America is currently engaged in the most expensive presidential contest in world history. In the United States, money doesn’t just talk – it dictates. How can we hope to make progress on the path to sustainability when the road is blocked by barricades of bullion backed by battalions of billionaires? How do we break through the political gridlock?
Dave Brower’s wife, Ann, once put a wise spin on this dilemma. “What we need,” she said, is “a cure for greedlock.”
Earth’s richest 1,000 individuals now control as much wealth as the poorest 2.5 billion people on the planet. This super elite uses its vast wealth to control the media, influence politicians, and bend laws to their favor. In the US, the wealthy dominate our government: 47 percent of US representatives are millionaires, as are 67 percent of US senators. The Center for Responsive Politics reports Congressional wealth has increased 11 percent between 2009 and 2011.
Not only is our economy out of balance with nature, our economy is also out of balance with the practical limits of physical and fiscal reality. As the Occupy movement has indelibly framed it, we are now a society divided not only by haves and have-nots, but we are a nation – and a world – divided into the 99 percent and the 1 percent.
Imagine if a tree were engineered like the US economy – with half of its mass centered in the top 10 percent of its height and 40 percent of its mass concentrated in the very topmost branches. Whether redwood or oak, such a tree would not be stable in a windstorm. It would be destined to topple. Of course, nature has better sense.
In 2011, the International Forum on Globalization (IFG) published a report called Outing the Oligarchy designed to focus public attention on “the ultra-rich individuals who benefit most from – and are most responsible for – the growing climate chaos that is destabilizing global ecosystems.” It defined them as “a small elite of powerful billionaires who profit from polluting the atmosphere by promoting government policies that support an unsustainable reliance on fossil fuels.”
The IFG report illustrated the growing rich-poor gap by visualizing a parade in which all the residents of Canada ambled down a city street on a single day. Let’s translate that vision to the US.
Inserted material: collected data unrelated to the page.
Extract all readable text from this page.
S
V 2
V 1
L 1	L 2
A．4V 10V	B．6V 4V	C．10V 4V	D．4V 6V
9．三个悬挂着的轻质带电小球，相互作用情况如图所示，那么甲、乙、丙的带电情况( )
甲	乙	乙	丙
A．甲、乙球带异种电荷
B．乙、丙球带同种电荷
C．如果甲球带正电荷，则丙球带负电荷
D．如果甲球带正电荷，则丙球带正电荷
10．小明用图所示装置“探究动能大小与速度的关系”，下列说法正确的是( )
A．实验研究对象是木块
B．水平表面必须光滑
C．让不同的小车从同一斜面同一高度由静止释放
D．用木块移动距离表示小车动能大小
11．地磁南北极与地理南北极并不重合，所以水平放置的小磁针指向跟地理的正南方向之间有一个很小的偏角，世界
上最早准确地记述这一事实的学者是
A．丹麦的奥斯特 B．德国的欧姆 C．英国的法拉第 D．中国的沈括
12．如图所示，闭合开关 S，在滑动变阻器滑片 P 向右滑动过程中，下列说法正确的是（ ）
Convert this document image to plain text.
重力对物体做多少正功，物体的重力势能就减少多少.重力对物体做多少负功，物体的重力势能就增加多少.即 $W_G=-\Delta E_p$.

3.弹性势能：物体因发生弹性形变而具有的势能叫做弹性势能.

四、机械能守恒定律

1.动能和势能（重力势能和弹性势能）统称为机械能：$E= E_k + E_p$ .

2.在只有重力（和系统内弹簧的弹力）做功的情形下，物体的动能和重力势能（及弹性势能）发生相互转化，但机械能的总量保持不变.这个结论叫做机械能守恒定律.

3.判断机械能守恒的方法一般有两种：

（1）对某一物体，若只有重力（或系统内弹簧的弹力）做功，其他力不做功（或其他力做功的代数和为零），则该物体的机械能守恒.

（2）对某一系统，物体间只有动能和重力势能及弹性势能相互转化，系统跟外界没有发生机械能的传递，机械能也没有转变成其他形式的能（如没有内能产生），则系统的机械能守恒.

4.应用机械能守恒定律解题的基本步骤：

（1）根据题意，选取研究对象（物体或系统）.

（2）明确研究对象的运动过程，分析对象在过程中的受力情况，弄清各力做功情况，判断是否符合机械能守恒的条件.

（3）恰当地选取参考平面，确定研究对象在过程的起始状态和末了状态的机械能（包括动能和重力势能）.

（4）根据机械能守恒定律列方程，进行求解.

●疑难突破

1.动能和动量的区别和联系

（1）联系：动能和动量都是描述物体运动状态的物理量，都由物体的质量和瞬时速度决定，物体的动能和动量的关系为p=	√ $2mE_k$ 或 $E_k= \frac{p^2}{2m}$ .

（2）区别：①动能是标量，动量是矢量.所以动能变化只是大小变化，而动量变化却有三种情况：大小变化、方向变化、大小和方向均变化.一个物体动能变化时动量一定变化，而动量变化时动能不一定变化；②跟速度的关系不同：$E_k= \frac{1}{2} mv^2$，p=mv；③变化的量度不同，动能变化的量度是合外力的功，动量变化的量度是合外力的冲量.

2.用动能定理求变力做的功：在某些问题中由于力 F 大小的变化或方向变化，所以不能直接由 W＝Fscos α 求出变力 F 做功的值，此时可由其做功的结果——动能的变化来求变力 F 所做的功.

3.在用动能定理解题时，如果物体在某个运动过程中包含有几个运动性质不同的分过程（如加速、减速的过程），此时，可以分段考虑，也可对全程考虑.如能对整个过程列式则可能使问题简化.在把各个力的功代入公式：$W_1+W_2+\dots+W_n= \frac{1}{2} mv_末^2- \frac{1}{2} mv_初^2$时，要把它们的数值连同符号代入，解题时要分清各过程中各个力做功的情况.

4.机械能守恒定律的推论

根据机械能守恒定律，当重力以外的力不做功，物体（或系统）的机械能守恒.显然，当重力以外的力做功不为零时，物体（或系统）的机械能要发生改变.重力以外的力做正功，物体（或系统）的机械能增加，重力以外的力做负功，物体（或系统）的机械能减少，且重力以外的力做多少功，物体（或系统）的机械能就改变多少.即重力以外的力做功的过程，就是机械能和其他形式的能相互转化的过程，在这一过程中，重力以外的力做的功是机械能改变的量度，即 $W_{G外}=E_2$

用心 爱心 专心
Imagine if everyone in America was invited to parade down Pennsylvania Avenue in Washington, DC. Imagine if the parade took just one hour. Imagine if the march began with the poorest people in the lead. Imagine if all the marchers’ income levels were indicated by their height. Here’s what such a parade would look like:
For the first 10 minutes, the lead marchers (those who survive on only a few thousands dollars a year) look like toddlers, barely a foot tall. Around 15 minutes into the parade, the marchers are not quite so poor: They now stand about three feet tall. This tide of half-sized adults continues for the next 25 minutes. Only after more than two-thirds of the population has surged down the parade route do we begin to see normal-sized marchers (those making an average income). For the next 10 minutes or so, the spectacle resembles a normal parade. Then things start to get really strange.
In the final 10 minutes, we start to see marchers who are wealthier than average: people who are seven, even eight feet tall. In the last six minutes, the marchers loom more than 14 feet tall. With 25 seconds left, the minority of super-rich marchers looks down from a height of more than 30 feet – nearly six times the size of the average marcher; 30 times the size of those who made up the first quarter of the parade.
In the closing seconds of this parade of wealth, the shoulders of some marchers extend thousands of feet into the sky – these are the plutocrats. Finally, bringing up the rear, in the very last second of the march, are the most powerful and dominant members of the power elite – a select band of Godzilla-like oligarchs who look down upon everyone else from an astonishing altitude of 8,000-plus-feet. No wonder the superrich seem so removed and aloof.
Just like the banking system, when something is “too big to fail” it becomes a danger to itself and others. Nature would never tolerate such a system. Nor should we.